Naeem’s is just one of the 51 lives changed by Shah and Afrasyabi in Afghanistan as a part of project fiftyone, a project now captured in a local documentary of the same name. The couple were living in Ōtautahi when the mosque attacks took 51 Muslim lives in 2019, and they were inspired to do something positive in the aftermath. “We decided we weren’t going to give into this hate and we want to do something with all the positive energy in the community,” says Shah.

They spent many late nights researching and talking at C1 Espresso, the young students always sharing a single cappuccino between them, until they came across the work of Muhammed Yunus and his microloan scheme in Bangaladesh. “That’s when we realised: how cool would it be to actually go into Afghanistan [Shah is Afghan-born], set up 51 micro-businesses, film the entire process, and then bring it all back to New Zealand?” 

Bariz Shah and Saba Afrasyabi sit in the purple glow of a computer screen
Bariz Shah and Saba Afrasyabi. (Image: Supplied)

Christchurch quickly rallied around the cause, from the YMCA and other community and church organisations making donations, to the University of Canterbury lending a camera for them to use, to individuals chipping into their Givealittle. “We were so surprised at the trust put in us, even when they didn’t even know us personally,” says Afrasyabi. “It was very beautiful, and we of course made a promise that we would do this and bring these stories back.” 

Although Shah says it was their mission to film as much of the “super overwhelming” process as possible, there are moments in the documentary where the pair hurriedly put the camera down in public, for fear that it might have been perceived as a weapon. “Looking back, I do think we were excessively paranoid,” he admits. “But we made this grand promise to New Zealand, and we didn’t want to get kidnapped or have the camera stolen and come back with nothing.” 

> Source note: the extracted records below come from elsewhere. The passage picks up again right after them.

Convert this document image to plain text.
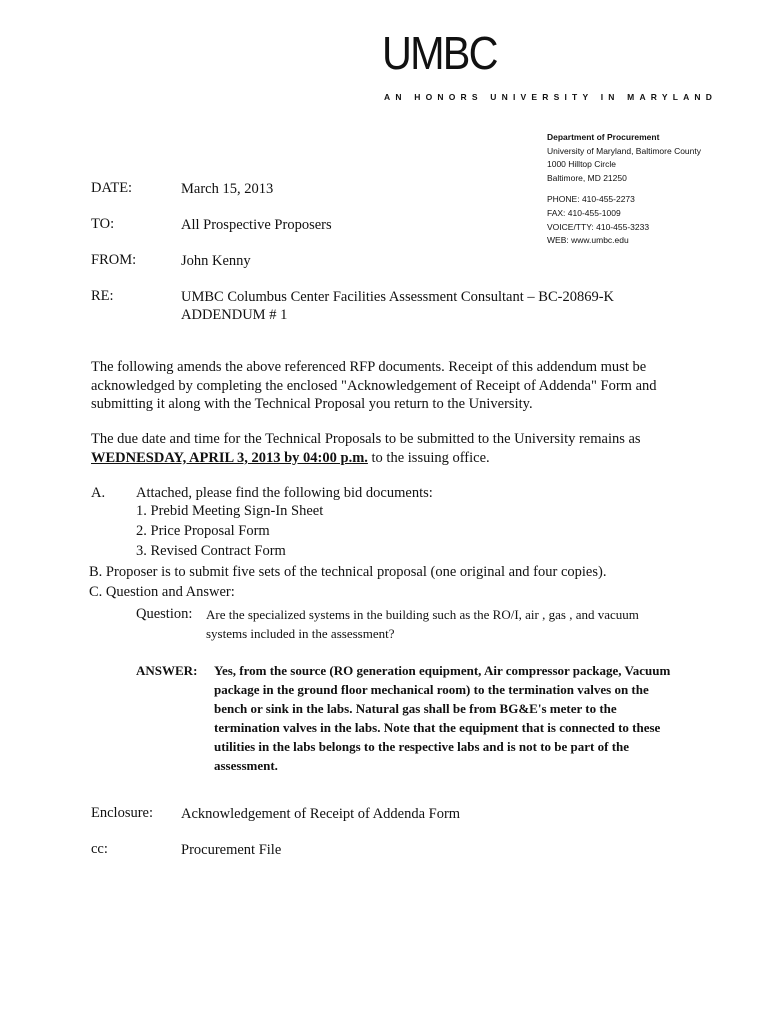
UMBC
AN HONORS UNIVERSITY IN MARYLAND
Department of Procurement
University of Maryland, Baltimore County
1000 Hilltop Circle
Baltimore, MD 21250
PHONE: 410-455-2273
FAX: 410-455-1009
VOICE/TTY: 410-455-3233
WEB: www.umbc.edu
DATE:	March 15, 2013
TO:	All Prospective Proposers
FROM:	John Kenny
RE:	UMBC Columbus Center Facilities Assessment Consultant – BC-20869-K
ADDENDUM # 1
The following amends the above referenced RFP documents. Receipt of this addendum must be acknowledged by completing the enclosed "Acknowledgement of Receipt of Addenda" Form and submitting it along with the Technical Proposal you return to the University.
The due date and time for the Technical Proposals to be submitted to the University remains as WEDNESDAY, APRIL 3, 2013 by 04:00 p.m. to the issuing office.
A. Attached, please find the following bid documents:
1. Prebid Meeting Sign-In Sheet
2. Price Proposal Form
3. Revised Contract Form
B. Proposer is to submit five sets of the technical proposal (one original and four copies).
C. Question and Answer:
Question: Are the specialized systems in the building such as the RO/I, air , gas , and vacuum
systems included in the assessment?
ANSWER: Yes, from the source (RO generation equipment, Air compressor package, Vacuum package in the ground floor mechanical room) to the termination valves on the bench or sink in the labs. Natural gas shall be from BG&E's meter to the termination valves in the labs. Note that the equipment that is connected to these utilities in the labs belongs to the respective labs and is not to be part of the assessment.
Enclosure: Acknowledgement of Receipt of Addenda Form
cc:	Procurement File
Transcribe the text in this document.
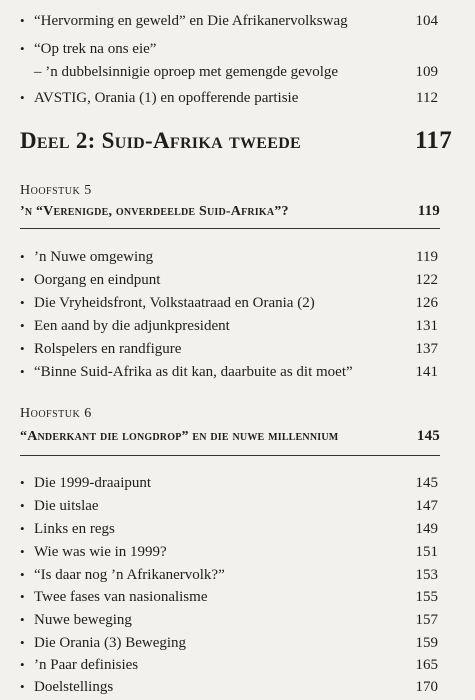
• “Hervorming en geweld” en Die Afrikanervolkswag	104
• “Op trek na ons eie”
– ’n dubbelsinnigie oproep met gemengde gevolge	109
• AVSTIG, Orania (1) en opofferende partisie	112
Deel 2: Suid-Afrika tweede	117
Hoofstuk 5
’n “Verenigde, onverdeelde Suid-Afrika”?	119
• ’n Nuwe omgewing	119
• Oorgang en eindpunt	122
• Die Vryheidsfront, Volkstaatraad en Orania (2)	126
• Een aand by die adjunkpresident	131
• Rolspelers en randfigure	137
• “Binne Suid-Afrika as dit kan, daarbuite as dit moet”	141
Hoofstuk 6
“Anderkant die longdrop” en die nuwe millennium	145
• Die 1999-draaipunt	145
• Die uitslae	147
• Links en regs	149
• Wie was wie in 1999?	151
• “Is daar nog ’n Afrikanervolk?”	153
• Twee fases van nasionalisme	155
• Nuwe beweging	157
• Die Orania (3) Beweging	159
• ’n Paar definisies	165
• Doelstellings	170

A young man smiles off camera against a worn and grafitti'd wall
Wafa, one of the subjects in project fiftyone. (Image: Supplied)

What they managed to capture is an extremely moving and inspiring journey that shows just how far a little bit of kindness and generosity can travel. There’s Marzia, the widowed mother of six who lost her husband in a suicide bomber attack in their local mosque, whose son can now make money for the family. Or Waheed, who managed to sell enough scarves and beads through his karachi business that he is now studying part-time. 

“Every single story was a huge life-learning experience,” says Afrasyabi. Also a keen photographer, she also snapped portraits of the subjects involved in the project and displayed them in the Arts Centre for the Christchurch community. “New Zealand can feel very isolated from these places and communities,” she says. “During that exhibition we saw how much love there was, and now everyone can come to the film and see the real impact they have made in another part of the world.” 

Although there are some entertaining moments in the film – including a couple’s quarrel about capturing scenic shots, and a very relatable Google Maps argument – Shah hopes project fiftyone can keep spreading the “ripple effect” of kindness that came in the aftermath of March 15. “We hope people come away inspired about how you can use tragedy to create positive change and to have that in their life, no matter what they’re dealing with,” he says. 

“It’s not a movie to make you feel good,” adds Afrasyabi. “It’s from the people, to the people.” 

project fiftyone is in cinemas nationwide now.